24, Gunsmoke, and torture (Score:5, Insightful)
Yes, you can have perfect moral clarity and know there is a ticking time bomb when you're part of a TV audience that saw the bad guy setting the bomb, but in reality you don't get to see the bomb--people are being tortured to see if there is a bomb, to see if this guy knows a guy who knows if there's a bomb, and so on...reality lacks the perfect god-like clarity that the neocons think they have.

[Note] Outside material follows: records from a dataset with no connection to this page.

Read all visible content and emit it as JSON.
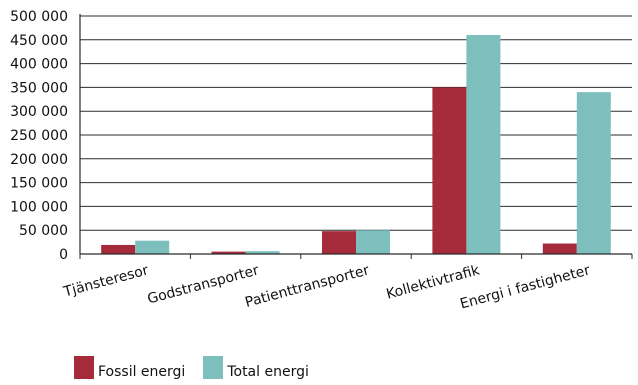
{
  "chart_data": {
    "type": "bar",
    "categories": [
      "Tjänsteresor",
      "Godstransporter",
      "Patienttransporter",
      "Kollektivtrafik",
      "Energi i fastigheter"
    ],
    "series": [
      {
        "name": "Fossil energi",
        "color": "#A52A3A",
        "values": [
          19000,
          5000,
          48000,
          350000,
          22000
        ]
      },
      {
        "name": "Total energi",
        "color": "#7DBFBD",
        "values": [
          28000,
          6000,
          50000,
          460000,
          340000
        ]
      }
    ],
    "yticks": [
      "500 000",
      "450 000",
      "400 000",
      "350 000",
      "300 000",
      "250 000",
      "200 000",
      "150 000",
      "100 000",
      "50 000",
      "0"
    ],
    "ylim": [
      0,
      500000
    ],
    "ystep": 50000,
    "grid": true,
    "legend_position": "bottom-left"
  }
}
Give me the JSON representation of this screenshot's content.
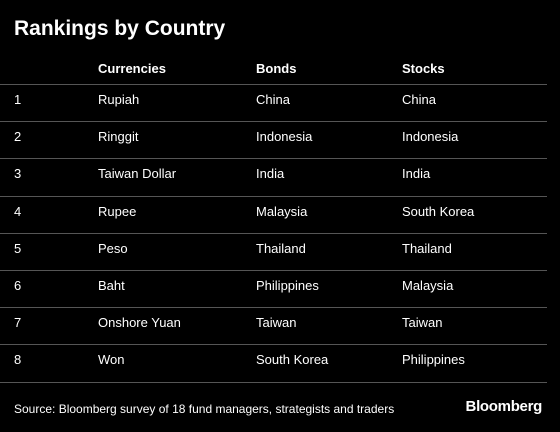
{
  "header": {
    "title": "Rankings by Country"
  },
  "table": {
    "columns": [
      "Currencies",
      "Bonds",
      "Stocks"
    ],
    "rows": [
      [
        "1",
        "Rupiah",
        "China",
        "China"
      ],
      [
        "2",
        "Ringgit",
        "Indonesia",
        "Indonesia"
      ],
      [
        "3",
        "Taiwan Dollar",
        "India",
        "India"
      ],
      [
        "4",
        "Rupee",
        "Malaysia",
        "South Korea"
      ],
      [
        "5",
        "Peso",
        "Thailand",
        "Thailand"
      ],
      [
        "6",
        "Baht",
        "Philippines",
        "Malaysia"
      ],
      [
        "7",
        "Onshore Yuan",
        "Taiwan",
        "Taiwan"
      ],
      [
        "8",
        "Won",
        "South Korea",
        "Philippines"
      ]
    ]
  },
  "footer": {
    "source": "Source: Bloomberg survey of 18 fund managers, strategists and traders",
    "brand": "Bloomberg"
  }
}
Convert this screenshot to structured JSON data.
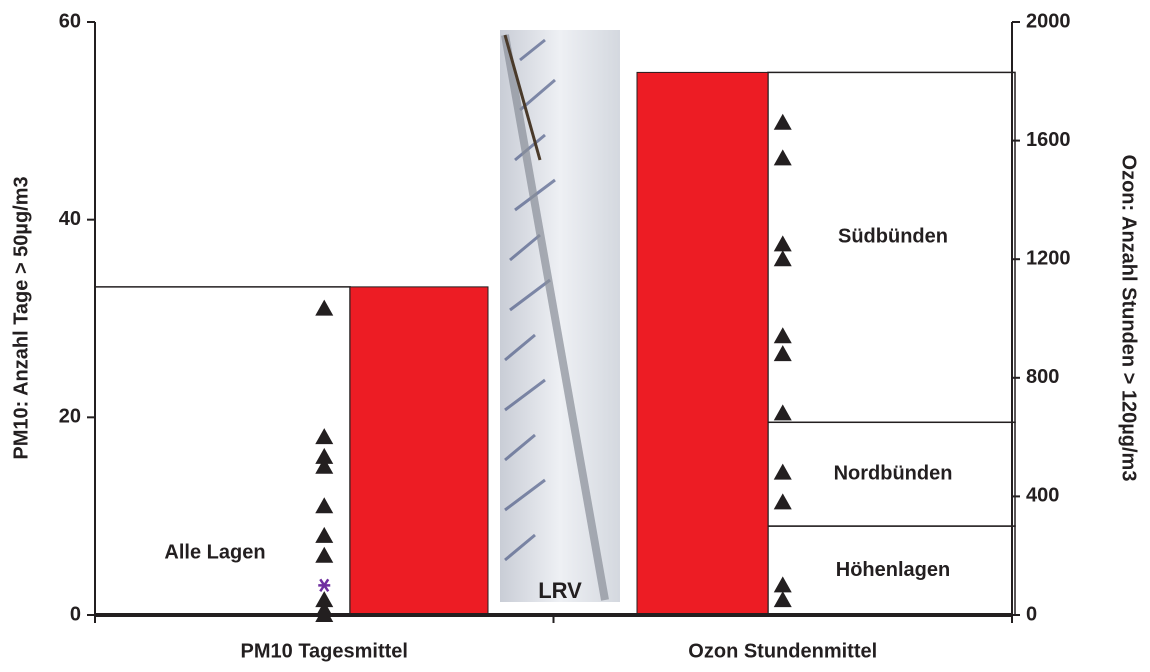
{
  "chart_data": {
    "type": "bar",
    "y_label": "PM10: Anzahl Tage > 50µg/m3",
    "y2_label": "Ozon: Anzahl Stunden > 120µg/m3",
    "categories": [
      "PM10 Tagesmittel",
      "Ozon Stundenmittel"
    ],
    "ylim": [
      0,
      60
    ],
    "yticks": [
      0,
      20,
      40,
      60
    ],
    "y2lim": [
      0,
      2000
    ],
    "y2ticks": [
      0,
      400,
      800,
      1200,
      1600,
      2000
    ],
    "series": [
      {
        "color": "#ed1c24",
        "values": [
          33.2,
          null
        ]
      },
      {
        "color": "#ed1c24",
        "axis": "y2",
        "values": [
          null,
          1830
        ]
      }
    ],
    "markers": [
      {
        "marker": "triangle",
        "color": "#231f20",
        "values": [
          31,
          18,
          16,
          15,
          11,
          8,
          6,
          1.5,
          0.5,
          0
        ]
      },
      {
        "marker": "star",
        "color": "#7030a0",
        "values": [
          3
        ]
      },
      {
        "marker": "triangle",
        "color": "#231f20",
        "axis": "y2",
        "values": [
          1660,
          1540,
          1250,
          1200,
          940,
          880,
          680,
          480,
          380,
          100,
          50
        ]
      }
    ],
    "zones": [
      {
        "label": "Alle Lagen",
        "top": 33.2
      },
      {
        "label": "Höhenlagen",
        "top": 300,
        "axis": "y2"
      },
      {
        "label": "Nordbünden",
        "top": 650,
        "axis": "y2"
      },
      {
        "label": "Südbünden",
        "top": 1830,
        "axis": "y2"
      }
    ],
    "annotations": [
      "LRV"
    ]
  }
}
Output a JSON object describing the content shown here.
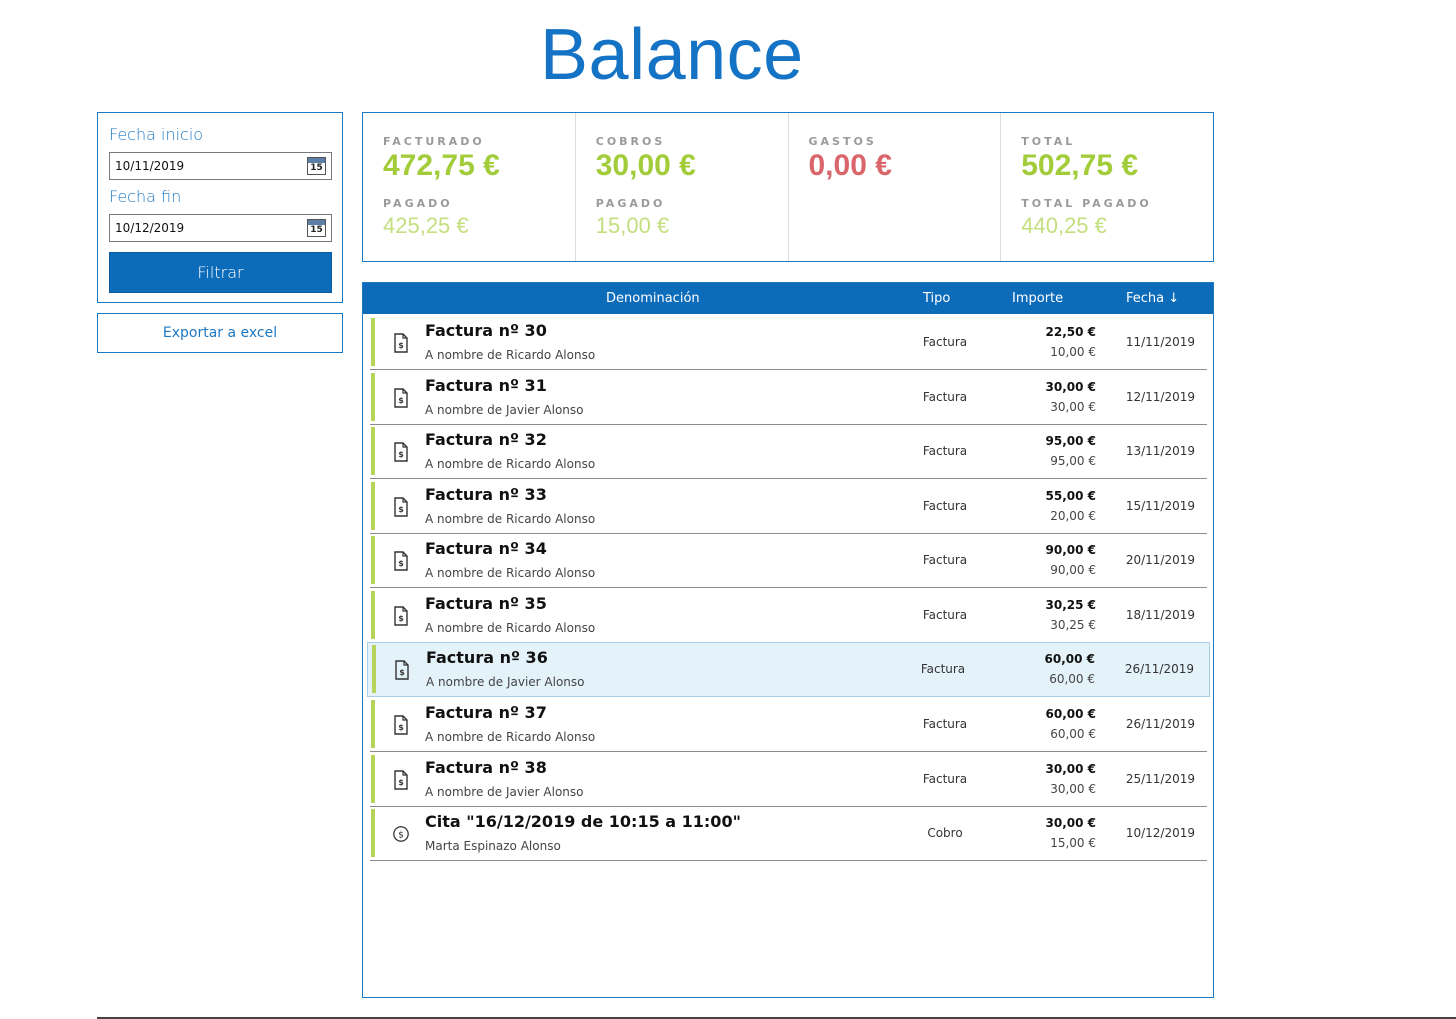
{
  "page": {
    "title": "Balance"
  },
  "filters": {
    "start_label": "Fecha inicio",
    "start_value": "10/11/2019",
    "end_label": "Fecha fin",
    "end_value": "10/12/2019",
    "calendar_day": "15",
    "filter_button": "Filtrar",
    "export_button": "Exportar a excel"
  },
  "summary": {
    "facturado": {
      "label": "FACTURADO",
      "value": "472,75 €",
      "sub_label": "PAGADO",
      "sub_value": "425,25 €"
    },
    "cobros": {
      "label": "COBROS",
      "value": "30,00 €",
      "sub_label": "PAGADO",
      "sub_value": "15,00 €"
    },
    "gastos": {
      "label": "GASTOS",
      "value": "0,00 €"
    },
    "total": {
      "label": "TOTAL",
      "value": "502,75 €",
      "sub_label": "TOTAL PAGADO",
      "sub_value": "440,25 €"
    },
    "colors": {
      "positive": "#a3cc3a",
      "positive_light": "#c3df7e",
      "negative": "#d9666a"
    }
  },
  "table": {
    "columns": {
      "denominacion": "Denominación",
      "tipo": "Tipo",
      "importe": "Importe",
      "fecha": "Fecha ↓"
    },
    "accent_color": "#b7d45a",
    "header_color": "#0d6cba",
    "rows": [
      {
        "icon": "invoice-icon",
        "title": "Factura nº 30",
        "subtitle": "A nombre de Ricardo Alonso",
        "tipo": "Factura",
        "importe": "22,50 €",
        "pagado": "10,00 €",
        "fecha": "11/11/2019",
        "selected": false
      },
      {
        "icon": "invoice-icon",
        "title": "Factura nº 31",
        "subtitle": "A nombre de Javier Alonso",
        "tipo": "Factura",
        "importe": "30,00 €",
        "pagado": "30,00 €",
        "fecha": "12/11/2019",
        "selected": false
      },
      {
        "icon": "invoice-icon",
        "title": "Factura nº 32",
        "subtitle": "A nombre de Ricardo Alonso",
        "tipo": "Factura",
        "importe": "95,00 €",
        "pagado": "95,00 €",
        "fecha": "13/11/2019",
        "selected": false
      },
      {
        "icon": "invoice-icon",
        "title": "Factura nº 33",
        "subtitle": "A nombre de Ricardo Alonso",
        "tipo": "Factura",
        "importe": "55,00 €",
        "pagado": "20,00 €",
        "fecha": "15/11/2019",
        "selected": false
      },
      {
        "icon": "invoice-icon",
        "title": "Factura nº 34",
        "subtitle": "A nombre de Ricardo Alonso",
        "tipo": "Factura",
        "importe": "90,00 €",
        "pagado": "90,00 €",
        "fecha": "20/11/2019",
        "selected": false
      },
      {
        "icon": "invoice-icon",
        "title": "Factura nº 35",
        "subtitle": "A nombre de Ricardo Alonso",
        "tipo": "Factura",
        "importe": "30,25 €",
        "pagado": "30,25 €",
        "fecha": "18/11/2019",
        "selected": false
      },
      {
        "icon": "invoice-icon",
        "title": "Factura nº 36",
        "subtitle": "A nombre de Javier Alonso",
        "tipo": "Factura",
        "importe": "60,00 €",
        "pagado": "60,00 €",
        "fecha": "26/11/2019",
        "selected": true
      },
      {
        "icon": "invoice-icon",
        "title": "Factura nº 37",
        "subtitle": "A nombre de Ricardo Alonso",
        "tipo": "Factura",
        "importe": "60,00 €",
        "pagado": "60,00 €",
        "fecha": "26/11/2019",
        "selected": false
      },
      {
        "icon": "invoice-icon",
        "title": "Factura nº 38",
        "subtitle": "A nombre de Javier Alonso",
        "tipo": "Factura",
        "importe": "30,00 €",
        "pagado": "30,00 €",
        "fecha": "25/11/2019",
        "selected": false
      },
      {
        "icon": "coin-icon",
        "title": "Cita \"16/12/2019 de 10:15 a 11:00\"",
        "subtitle": "Marta Espinazo Alonso",
        "tipo": "Cobro",
        "importe": "30,00 €",
        "pagado": "15,00 €",
        "fecha": "10/12/2019",
        "selected": false
      }
    ]
  }
}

When you're dealing with someone who thinks that they have this moral clarity that only exists in fictional scenarios, you're dealing with someone very stupid, very arrogant, with a power fetish, or any combination of the three. Opposition to torture is grounded not just in the idea that torture is wrong, but in the recognition that we're fallible, our knowledge is limited, and basically that people can't be trusted with that level of power. This grounding humility is what is lacking in the neocons. They may be humble in other ways, praying to God and so forth, but they believe so strongly in their own vision that they feel that normal morality doesn't apply.
This isn't strictly confined to the neocons--some leftists have tortured for the Marxist/Stalinist/whatever cause, no doubt, but they are long gone. The neocons may not have a monopoly on hubris, but they're the problem we're dealing with today.